Baylor basically invented the concept of the wing in basketball. Athletic, explosive, creative, prolific; so many players after him, from Connie Hawkins to Zion Williamson, followed the imprint that Baylor put on the game. Big guys like Mikan and Bob Kurland had done a "dunk shot" and Centers like Bill Russell and Wilt dunked with regularity, but Baylor was the first non-Center to play above the rim thanks to his explosiveness and coordination. He was like an alien that came out of space ship and reinvented the game.
In his book, Baylor writes about his life growing up around racism in Washington DC. He was a sensation as a teenager playing at a segregated high school when after his junior year, he was told by an ex-girlfriend that he had fathered her child. As was the custom at the time, Baylor married the girl and moved in with her and her mom, dropped out of high school and got a job moving furniture. He wrote in his book about how he would go to the basketball court at night and watch his former teammates play and cry. It was not until a year later, when by chance a relative who worked at the hospital told Baylor that the mother of the child gave birth at an earlier date than she told Elgin, did the story come out that he was not the father and he was able to get divorced and returned to finish his senior year of high school.
During his senior year he was easily the best player in the country, but nobody knew about it. The mainstream press didn't cover Black schools and recruiting was really in its infancy. Shortly after a white student set the city record for points in a game and got a giant spread in the Washington Post, Baylor smashes the record and opens up the paper the next day to see a spread on him and his performance...and sees that he only gets a tiny blurb.
Due to his hiatus from basketball and the lack of press coverage, he is hardly recruited. He ends up going to College of Idaho, a community college to play basketball and football, a sport he never played. In Idaho he is taken aback at first by the relative lack of racism and becomes friends with future 49ers Wide Receiver RC Owens. After football practice his basketball coach sees him dominate a pick-up game and tells Baylor he is never going to play football. After one season at College of Idaho, they fold the basketball program and Baylor sits out another year to become eligible to play at Seattle University. He dominates at Seattle, leads them to the NCAA Championship game, where Seattle loses to Kentucky. He is drafted #1 by the Minneapolis Lakers in the 1958 draft.
As a rookie he is immediately one of the best players in the league, averaging 25-15, and the Lakers surprise the defending champion St. Louis Hawks in the playoffs and make it to the Finals, after finishing last the previous season. They lose to the Celtics that season, which unfortunately become a theme for Baylor, who lost in the Finals to the Celtics 7 times in his career, never winning a ring.

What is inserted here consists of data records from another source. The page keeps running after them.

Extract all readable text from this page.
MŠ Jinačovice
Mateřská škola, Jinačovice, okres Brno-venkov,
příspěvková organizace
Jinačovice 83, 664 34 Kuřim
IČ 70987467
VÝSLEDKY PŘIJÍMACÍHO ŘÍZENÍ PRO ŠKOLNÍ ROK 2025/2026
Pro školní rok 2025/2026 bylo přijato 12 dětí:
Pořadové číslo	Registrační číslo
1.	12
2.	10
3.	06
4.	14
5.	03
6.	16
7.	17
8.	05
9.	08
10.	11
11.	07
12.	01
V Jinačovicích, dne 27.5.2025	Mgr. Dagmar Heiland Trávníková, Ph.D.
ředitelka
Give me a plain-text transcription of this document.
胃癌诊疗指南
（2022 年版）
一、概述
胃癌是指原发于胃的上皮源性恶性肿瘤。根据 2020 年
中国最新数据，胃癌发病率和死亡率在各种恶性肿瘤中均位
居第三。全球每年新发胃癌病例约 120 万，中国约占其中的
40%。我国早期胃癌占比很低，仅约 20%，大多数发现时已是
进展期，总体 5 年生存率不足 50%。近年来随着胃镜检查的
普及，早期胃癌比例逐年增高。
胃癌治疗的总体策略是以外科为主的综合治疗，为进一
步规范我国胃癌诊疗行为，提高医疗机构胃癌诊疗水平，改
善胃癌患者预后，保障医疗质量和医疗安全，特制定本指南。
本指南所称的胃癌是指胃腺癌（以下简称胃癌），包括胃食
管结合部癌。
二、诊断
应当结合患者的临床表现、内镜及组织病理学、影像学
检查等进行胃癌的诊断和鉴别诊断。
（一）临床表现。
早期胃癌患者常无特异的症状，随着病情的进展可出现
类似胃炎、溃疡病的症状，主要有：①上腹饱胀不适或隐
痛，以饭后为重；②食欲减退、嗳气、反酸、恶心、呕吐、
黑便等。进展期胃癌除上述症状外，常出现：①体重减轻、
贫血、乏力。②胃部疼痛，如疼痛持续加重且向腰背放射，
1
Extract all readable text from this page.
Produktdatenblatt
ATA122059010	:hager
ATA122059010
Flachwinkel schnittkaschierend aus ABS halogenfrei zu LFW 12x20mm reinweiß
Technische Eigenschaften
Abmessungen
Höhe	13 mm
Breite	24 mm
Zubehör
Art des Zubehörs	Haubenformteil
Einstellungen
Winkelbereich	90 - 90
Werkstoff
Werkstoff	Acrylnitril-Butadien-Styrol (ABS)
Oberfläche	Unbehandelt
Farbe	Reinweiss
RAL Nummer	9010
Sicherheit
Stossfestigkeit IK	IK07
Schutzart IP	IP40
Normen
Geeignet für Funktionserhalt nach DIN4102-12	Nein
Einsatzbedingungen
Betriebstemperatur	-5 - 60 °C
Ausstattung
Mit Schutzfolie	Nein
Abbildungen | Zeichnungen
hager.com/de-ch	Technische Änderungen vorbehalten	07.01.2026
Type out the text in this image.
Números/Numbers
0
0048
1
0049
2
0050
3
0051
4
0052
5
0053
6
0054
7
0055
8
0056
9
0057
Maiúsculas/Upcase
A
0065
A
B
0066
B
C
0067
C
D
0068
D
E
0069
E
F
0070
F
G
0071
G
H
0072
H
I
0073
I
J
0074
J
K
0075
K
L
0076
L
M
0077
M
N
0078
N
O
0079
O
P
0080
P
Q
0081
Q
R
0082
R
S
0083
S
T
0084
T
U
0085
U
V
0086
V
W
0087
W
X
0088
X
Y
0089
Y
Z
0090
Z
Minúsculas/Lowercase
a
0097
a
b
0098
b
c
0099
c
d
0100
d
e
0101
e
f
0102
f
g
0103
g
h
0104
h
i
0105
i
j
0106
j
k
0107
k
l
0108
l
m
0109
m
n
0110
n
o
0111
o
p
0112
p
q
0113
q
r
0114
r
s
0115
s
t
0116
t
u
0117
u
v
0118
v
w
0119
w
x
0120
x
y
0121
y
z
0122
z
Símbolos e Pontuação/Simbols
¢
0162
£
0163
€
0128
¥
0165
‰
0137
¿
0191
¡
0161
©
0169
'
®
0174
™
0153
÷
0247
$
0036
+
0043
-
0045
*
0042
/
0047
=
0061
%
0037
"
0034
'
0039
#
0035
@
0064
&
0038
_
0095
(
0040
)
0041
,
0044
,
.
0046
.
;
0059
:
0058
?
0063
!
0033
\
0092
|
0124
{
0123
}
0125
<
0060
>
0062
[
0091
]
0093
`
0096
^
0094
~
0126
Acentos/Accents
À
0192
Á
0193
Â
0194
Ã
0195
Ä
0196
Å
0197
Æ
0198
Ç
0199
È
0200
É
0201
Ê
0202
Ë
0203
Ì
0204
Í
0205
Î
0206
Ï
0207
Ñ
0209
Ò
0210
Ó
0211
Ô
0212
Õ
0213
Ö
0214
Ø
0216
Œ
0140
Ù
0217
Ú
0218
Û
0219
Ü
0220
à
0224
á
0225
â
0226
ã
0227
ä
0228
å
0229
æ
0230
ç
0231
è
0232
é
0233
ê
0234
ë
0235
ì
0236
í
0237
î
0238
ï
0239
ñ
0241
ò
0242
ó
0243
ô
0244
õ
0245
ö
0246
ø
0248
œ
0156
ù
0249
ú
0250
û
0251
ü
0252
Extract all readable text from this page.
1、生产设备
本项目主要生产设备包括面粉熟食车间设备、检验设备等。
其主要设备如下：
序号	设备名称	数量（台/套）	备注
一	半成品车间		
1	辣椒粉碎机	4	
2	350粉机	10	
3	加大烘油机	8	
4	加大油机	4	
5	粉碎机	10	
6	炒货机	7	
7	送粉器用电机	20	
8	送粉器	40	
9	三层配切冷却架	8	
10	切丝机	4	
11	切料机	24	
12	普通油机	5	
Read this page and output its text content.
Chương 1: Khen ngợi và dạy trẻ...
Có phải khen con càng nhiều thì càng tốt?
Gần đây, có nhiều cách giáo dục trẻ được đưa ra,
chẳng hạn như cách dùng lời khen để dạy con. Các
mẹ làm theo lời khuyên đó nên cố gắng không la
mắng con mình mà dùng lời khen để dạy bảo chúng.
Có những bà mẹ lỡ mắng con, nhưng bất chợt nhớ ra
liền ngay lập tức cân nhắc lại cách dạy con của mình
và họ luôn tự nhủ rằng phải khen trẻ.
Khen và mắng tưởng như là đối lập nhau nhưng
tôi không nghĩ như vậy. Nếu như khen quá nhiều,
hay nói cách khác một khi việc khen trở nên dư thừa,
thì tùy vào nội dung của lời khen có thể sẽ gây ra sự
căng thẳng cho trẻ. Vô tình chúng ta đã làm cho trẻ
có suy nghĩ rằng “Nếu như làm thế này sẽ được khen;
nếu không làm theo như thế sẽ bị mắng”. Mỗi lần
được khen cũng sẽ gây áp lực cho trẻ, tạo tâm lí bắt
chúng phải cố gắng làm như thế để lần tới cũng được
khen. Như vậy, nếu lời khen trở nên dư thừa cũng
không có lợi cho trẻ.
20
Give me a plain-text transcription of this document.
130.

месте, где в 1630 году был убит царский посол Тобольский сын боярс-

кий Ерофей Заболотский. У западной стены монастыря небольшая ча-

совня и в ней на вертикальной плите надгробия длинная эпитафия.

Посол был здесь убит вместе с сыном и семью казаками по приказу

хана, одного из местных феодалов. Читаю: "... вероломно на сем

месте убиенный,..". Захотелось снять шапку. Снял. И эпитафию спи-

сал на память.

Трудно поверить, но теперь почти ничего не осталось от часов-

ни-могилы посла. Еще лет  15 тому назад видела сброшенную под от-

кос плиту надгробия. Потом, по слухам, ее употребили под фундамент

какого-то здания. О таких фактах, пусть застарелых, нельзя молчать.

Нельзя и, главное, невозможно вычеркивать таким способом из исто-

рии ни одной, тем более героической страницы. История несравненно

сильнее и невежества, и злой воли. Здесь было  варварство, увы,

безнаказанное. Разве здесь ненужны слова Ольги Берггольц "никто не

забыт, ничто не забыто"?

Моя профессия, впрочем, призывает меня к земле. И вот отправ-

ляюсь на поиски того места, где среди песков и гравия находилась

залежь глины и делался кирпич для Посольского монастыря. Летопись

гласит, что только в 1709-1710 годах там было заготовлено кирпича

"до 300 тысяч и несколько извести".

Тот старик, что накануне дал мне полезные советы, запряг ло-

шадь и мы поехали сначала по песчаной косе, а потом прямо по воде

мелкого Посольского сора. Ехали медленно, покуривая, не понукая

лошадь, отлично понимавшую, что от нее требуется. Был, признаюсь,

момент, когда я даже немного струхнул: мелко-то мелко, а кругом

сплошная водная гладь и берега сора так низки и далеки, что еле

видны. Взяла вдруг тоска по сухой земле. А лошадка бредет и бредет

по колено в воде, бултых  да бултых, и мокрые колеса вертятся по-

In 1961 Baylor is drafted into the army and gets stationed at a military pace in Washington state. Making use of weekend passes, Baylor manages to play in 48 games for the Lakers that season, traveling from Washington to LA or wherever the team was on the road (often times a cross-country flight or train ride). He averages 38-19 that season. Truly one of the most remarkable performances in NBA history.
In 1965 Baylor blows out his knee, and due to the surgical limitations of the time he is never the same player. Most players at the time would have had their career ended due to the injury, but Baylor was not a regular player, and even a 70% effective Baylor was better than most NBA players. After a lost season where he had to learn to play differently without his trademark explosiveness and hang time, Baylor spent the next four seasons averaging 24-12, passing the torch to Jerry West but still remaining one of the best players in the league.
Injuries began piling up in 1970, limiting him to two games. The following season he gets off to a slow start and the Lakers ask him to come off the bench. Disinterested in being just a regular player, Baylor retires. The Lakers win the title later that year.
Today Baylor isn't forgotten, but unlike his contemporaries, he lacks something that kept him relevant to subsequent generations. Russell had his rings, Wilt had the statistical records, West became The Logo and became an NBA power-broker, Oscar has the triple-double, Baylor had...a long time spent working as a GM for the worst owner in sports. He didn't even get a book written about him until he published his auto-biography in 2018.
Only MJ and Wilt averaged more points per game for their careers than Baylor, and that includes the years Baylor spent rehabbing his knee. He is 10th all-time in rebounds per game as a 6'5" forward. He was All-NBA in 10 out of the 11 healthy years of his career and an All-Star every one of those years. Only Wilt averaged more PPG in a single-season than Baylor's 38.3 ppg in 1961-62. Not to mention the fact that Baylor basically invented the use of athleticism in basketball.
FWIW Baylor said that he really didn't have a higher vertical than everyone else. His secret was that he had an endless series of hesitations and fakes that through defenders off balance and caused them to jump earlier than him; so when they were falling back down he was reaching his apex, giving the impression he was "floating" above the defense. RIP.